Sie machten sich auf den Weg in das Gebiet, das möglicherweise einmal das Delbianische Reich gewesen war. Die Schiffe der Maburi folgten ihnen noch ein Weilchen im sicheren Abstand, dann machten sie kehrt und flogen zu ihrer Heimatwelt zurück.
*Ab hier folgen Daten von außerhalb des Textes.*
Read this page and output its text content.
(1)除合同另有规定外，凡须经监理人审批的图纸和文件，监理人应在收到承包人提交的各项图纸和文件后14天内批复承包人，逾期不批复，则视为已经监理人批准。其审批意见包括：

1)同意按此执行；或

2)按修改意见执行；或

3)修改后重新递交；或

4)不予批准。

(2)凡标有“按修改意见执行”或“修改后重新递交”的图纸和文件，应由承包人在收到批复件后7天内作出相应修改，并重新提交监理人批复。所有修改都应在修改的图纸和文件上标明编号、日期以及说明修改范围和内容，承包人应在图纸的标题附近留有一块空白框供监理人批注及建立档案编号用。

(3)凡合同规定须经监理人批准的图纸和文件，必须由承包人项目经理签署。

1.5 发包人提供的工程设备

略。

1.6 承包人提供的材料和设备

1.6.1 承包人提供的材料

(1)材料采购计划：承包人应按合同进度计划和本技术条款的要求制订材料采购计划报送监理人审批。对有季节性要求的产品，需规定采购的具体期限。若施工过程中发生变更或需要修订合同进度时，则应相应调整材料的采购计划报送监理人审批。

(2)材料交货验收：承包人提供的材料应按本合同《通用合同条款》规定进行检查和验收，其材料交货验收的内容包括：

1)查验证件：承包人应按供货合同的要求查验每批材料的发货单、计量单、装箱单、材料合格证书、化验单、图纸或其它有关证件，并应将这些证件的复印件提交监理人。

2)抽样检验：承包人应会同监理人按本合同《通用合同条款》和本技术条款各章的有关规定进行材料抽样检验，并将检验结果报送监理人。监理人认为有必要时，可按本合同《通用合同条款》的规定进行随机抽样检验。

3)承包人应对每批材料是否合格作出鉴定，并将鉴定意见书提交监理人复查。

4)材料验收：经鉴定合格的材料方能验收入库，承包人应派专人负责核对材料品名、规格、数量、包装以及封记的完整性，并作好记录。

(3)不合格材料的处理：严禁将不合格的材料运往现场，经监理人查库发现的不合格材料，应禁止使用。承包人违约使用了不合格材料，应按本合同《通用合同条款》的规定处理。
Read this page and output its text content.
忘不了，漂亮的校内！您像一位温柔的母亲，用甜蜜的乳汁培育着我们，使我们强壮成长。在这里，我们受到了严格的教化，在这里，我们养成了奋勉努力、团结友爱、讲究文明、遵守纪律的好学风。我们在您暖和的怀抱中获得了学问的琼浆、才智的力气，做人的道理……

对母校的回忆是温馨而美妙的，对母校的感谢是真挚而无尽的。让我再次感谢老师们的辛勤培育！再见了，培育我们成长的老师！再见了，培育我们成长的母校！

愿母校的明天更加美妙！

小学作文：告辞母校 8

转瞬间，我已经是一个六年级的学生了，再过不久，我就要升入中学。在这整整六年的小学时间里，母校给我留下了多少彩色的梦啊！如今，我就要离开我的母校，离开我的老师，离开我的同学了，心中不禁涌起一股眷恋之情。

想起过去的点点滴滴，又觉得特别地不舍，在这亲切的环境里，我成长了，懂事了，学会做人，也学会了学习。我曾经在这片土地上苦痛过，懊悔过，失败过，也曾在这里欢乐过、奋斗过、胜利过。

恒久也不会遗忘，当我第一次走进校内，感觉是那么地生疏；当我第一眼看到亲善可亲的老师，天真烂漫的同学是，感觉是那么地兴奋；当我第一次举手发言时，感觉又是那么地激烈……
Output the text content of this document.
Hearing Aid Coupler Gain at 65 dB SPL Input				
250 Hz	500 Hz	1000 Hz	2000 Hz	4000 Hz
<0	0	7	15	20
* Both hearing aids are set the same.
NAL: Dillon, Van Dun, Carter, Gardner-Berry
Cortez saß auf der Brücke und dachte nach. Er hatte einen Kurs berechnet, der sie direkt zum nächsten betroffenen Planeten brachte. Von dort an lagen die betroffenen Systeme alle dichter beieinander. Ein Reich. Ein Reich, das viele Sonnensysteme umspannte. Aber wie passte da der Planet rein, den sie als erstes besucht hatten? Gunli, eine Zivilisation, die den Raumflug noch nicht erfunden hatte? Wie konnte sie Teil eines Reiches sein? Oder hatte sich das „große und noble“ Delbianische Reich vielleicht eine Kultur unterentwickelter Sklaven gehalten? Hatte es Wesen von primitiven Welten aufgelesen und für sich schuften lassen? Da er bislang von diesem Reich nichts wusste, außer, wie es geheißen hatte, war alles möglich. Und von der Welt selbst wusste er eigentlich auch nichts, denn „Gunli“ war das maburische Wort für „tot“.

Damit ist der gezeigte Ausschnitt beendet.